Battery electric buses (BEBs) have a significant potential for reducing greenhouse gas and criteria air pollutant emissions from U.S. public transportation, with major implications for its sustainability, and public health (Ercan & Tatari, 2015). Therefore, transit authorities aim to replace their fossil-fueled fleets with zero-emission fleets, in line with the federal and local mandates to meet certain levels of zero-emission fleet ownership goals (The White House, 2021). While BEBs offer great potential to decarbonize the industry, their deployment is contingent upon various environmental, techno-economic, and spatiotemporal considerations throughout their life cycles (National Academy of Sciences, 2013). At this juncture, transit authorities face three major challenges in deploying BEBs.
First, cities’ distinct socioeconomic and geographical characteristics are critical in determining the type of BEB and infrastructure configurations and must therefore be taken into account when planning for deployment. These characteristics influence BEB energy and power requirements, the infrastructure configuration required to meet the operational needs of the given transit system, and the total cost of deployment and maintenance (Basma et al., 2020).
Second, batteries, as the sole energy and power source of BEBs, are at the core of planning for BEB deployment. Battery configuration is crucial to meet BEB’s energy requirement for the planned daily schedule and formulate an adequate charging strategy to optimize the charging load on the electrical grid. Unlike conventional fuels, electricity rates fluctuate depending on location, time of usage, and demand charges (Matisoff et al., 2020). These variations introduce additional complexity for public transit agencies when identifying the right BEB options and how and when to charge them. This requires an understanding of BEB energy consumption under specific driving conditions, e.g., driving patterns, weather, and ridership, as determinants for the load during operation.

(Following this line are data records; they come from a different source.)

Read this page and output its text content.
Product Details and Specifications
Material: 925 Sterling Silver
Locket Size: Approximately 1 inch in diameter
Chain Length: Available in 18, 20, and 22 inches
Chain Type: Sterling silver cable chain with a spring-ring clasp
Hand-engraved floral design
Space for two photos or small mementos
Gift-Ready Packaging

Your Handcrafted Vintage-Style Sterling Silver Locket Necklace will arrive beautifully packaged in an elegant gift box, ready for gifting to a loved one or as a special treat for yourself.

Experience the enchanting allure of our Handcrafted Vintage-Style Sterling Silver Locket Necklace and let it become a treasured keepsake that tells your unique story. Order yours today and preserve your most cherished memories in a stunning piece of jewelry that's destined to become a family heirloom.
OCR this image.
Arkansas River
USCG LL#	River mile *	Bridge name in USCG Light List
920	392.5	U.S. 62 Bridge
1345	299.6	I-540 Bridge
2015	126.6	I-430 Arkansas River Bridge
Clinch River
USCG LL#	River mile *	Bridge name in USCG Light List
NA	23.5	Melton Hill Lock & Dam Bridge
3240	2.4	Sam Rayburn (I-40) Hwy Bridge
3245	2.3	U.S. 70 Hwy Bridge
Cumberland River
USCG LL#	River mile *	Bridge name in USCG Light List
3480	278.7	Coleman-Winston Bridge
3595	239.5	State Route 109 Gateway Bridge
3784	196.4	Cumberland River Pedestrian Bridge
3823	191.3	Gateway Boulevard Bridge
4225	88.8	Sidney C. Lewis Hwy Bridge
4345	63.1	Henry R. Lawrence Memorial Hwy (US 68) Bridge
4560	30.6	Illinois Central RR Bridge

Third, transit authorities lack the knowledge base regarding BEB technologies, including their battery requirements, infrastructural needs, their maintenance and repair, and potential end-of-life scenarios. BEBs are built on powertrains that are distinct from conventional transit buses and will require a new set of maintenance and repair skills. In addition, transit agencies may well be subject to different economic and/or regulatory constraints that influence their decision-making process with regard to transit bus fleet procurement and maintenance. Furthermore, once purchased, BEBs are expected to be in operation throughout their lifetime, and from the life cycle perspective, it is crucial to take into account the time dimension of bus procurement at the time of decision.
The multiplicity of variables, as well as data needs thereof, increases the complexity of planning and decision-making to transition to zero-emissions transit fleets. Additionally, a variety of uncertainties exist that must be incorporated into decisions regarding BEB deployment, especially when infrastructure is concerned, such as energy prices. This problem can be solved by developing analytical tools that are capable of integrating these significant considerations from the life cycle perspective to help transit authorities make the optimal choice of battery electric bus type and its infrastructure given their needs and conditions.